In this way, p53 can help prevent rogue cells from forming malignant tumors. It is part of the body’s natural defense against cancer. Conversely, mutations of p53 that disrupt this function can contribute to cancer. Scientists have found, for example, that the gene that codes for p53 is one of the “most frequently mutated” in human cancers, and that the p53 pathway is inactive in most human cancers.
Cells get most of their energy from internal compartments called mitochondria, which produce fuel for metabolism in the form of ATP molecules.

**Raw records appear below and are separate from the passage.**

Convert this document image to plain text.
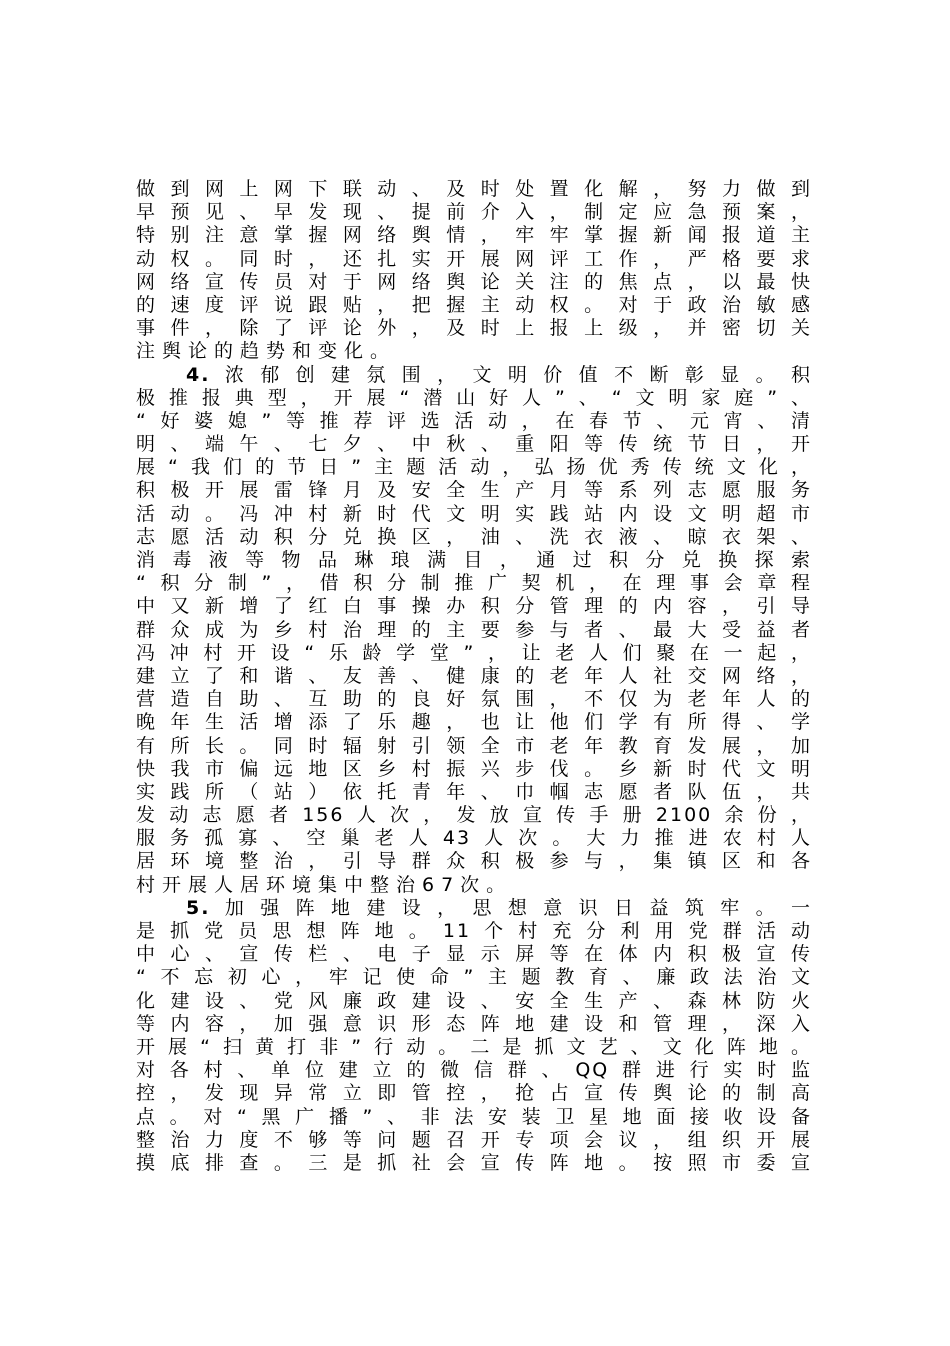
做到网上网下联动、及时处置化解，努力做到
早预见、早发现、提前介入，制定应急预案，
特别注意掌握网络舆情，牢牢掌握新闻报道主
动权。同时，还扎实开展网评工作，严格要求
网络宣传员对于网络舆论关注的焦点，以最快
的速度评说跟贴，把握主动权。对于政治敏感
事件，除了评论外，及时上报上级，并密切关
注舆论的趋势和变化。
4.浓郁创建氛围，文明价值不断彰显。积
极推报典型，开展“潜山好人”、“文明家庭”、
“好婆媳”等推荐评选活动，在春节、元宵、清
明、端午、七夕、中秋、重阳等传统节日，开
展“我们的节日”主题活动，弘扬优秀传统文化，
积极开展雷锋月及安全生产月等系列志愿服务
活动。冯冲村新时代文明实践站内设文明超市
志愿活动积分兑换区，油、洗衣液、晾衣架、
消毒液等物品琳琅满目，通过积分兑换探索
“积分制”，借积分制推广契机，在理事会章程
中又新增了红白事操办积分管理的内容，引导
群众成为乡村治理的主要参与者、最大受益者
冯冲村开设“乐龄学堂”，让老人们聚在一起，
建立了和谐、友善、健康的老年人社交网络，
营造自助、互助的良好氛围，不仅为老年人的
晚年生活增添了乐趣，也让他们学有所得、学
有所长。同时辐射引领全市老年教育发展，加
快我市偏远地区乡村振兴步伐。乡新时代文明
实践所（站）依托青年、巾帼志愿者队伍，共
发动志愿者156人次，发放宣传手册2100余份，
服务孤寡、空巢老人43人次。大力推进农村人
居环境整治，引导群众积极参与，集镇区和各
村开展人居环境集中整治67次。
5.加强阵地建设，思想意识日益筑牢。一
是抓党员思想阵地。11个村充分利用党群活动
中心、宣传栏、电子显示屏等在体内积极宣传
“不忘初心，牢记使命”主题教育、廉政法治文
化建设、党风廉政建设、安全生产、森林防火
等内容，加强意识形态阵地建设和管理，深入
开展“扫黄打非”行动。二是抓文艺、文化阵地。
对各村、单位建立的微信群、QQ群进行实时监
控，发现异常立即管控，抢占宣传舆论的制高
点。对“黑广播”、非法安装卫星地面接收设备
整治力度不够等问题召开专项会议，组织开展
摸底排查。三是抓社会宣传阵地。按照市委宣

Mitochondria typically use a process called oxidative phosphorylation to make ATP. However, in cancer cells, mitochondria favor a less efficient process called glycolysis, and they carry out less oxidative phosphorylation.
This switch to glycolysis involves p53 and another protein called p53 upregulated modulator of apoptosis (PUMA), which typically works with p53 to send damaged cells to programmed cell death. However, under certain conditions, it seems that PUMA can also trigger mitochondria to switch from oxidative phosphorylation to glycolysis, which favors cancer metabolism. Prof. Xu points out that at first, by lessening oxidative phosphorylation that generates “genome toxins,” p53 does prevent tumors. Once tumor growth is under way, however, p53 can work to support it. The findings should serve as a warning to cancer drug developers. Drugs that seek to fight cancer by restoring or enhancing the function of wild-type p53 could bring about the opposite result in some cancers.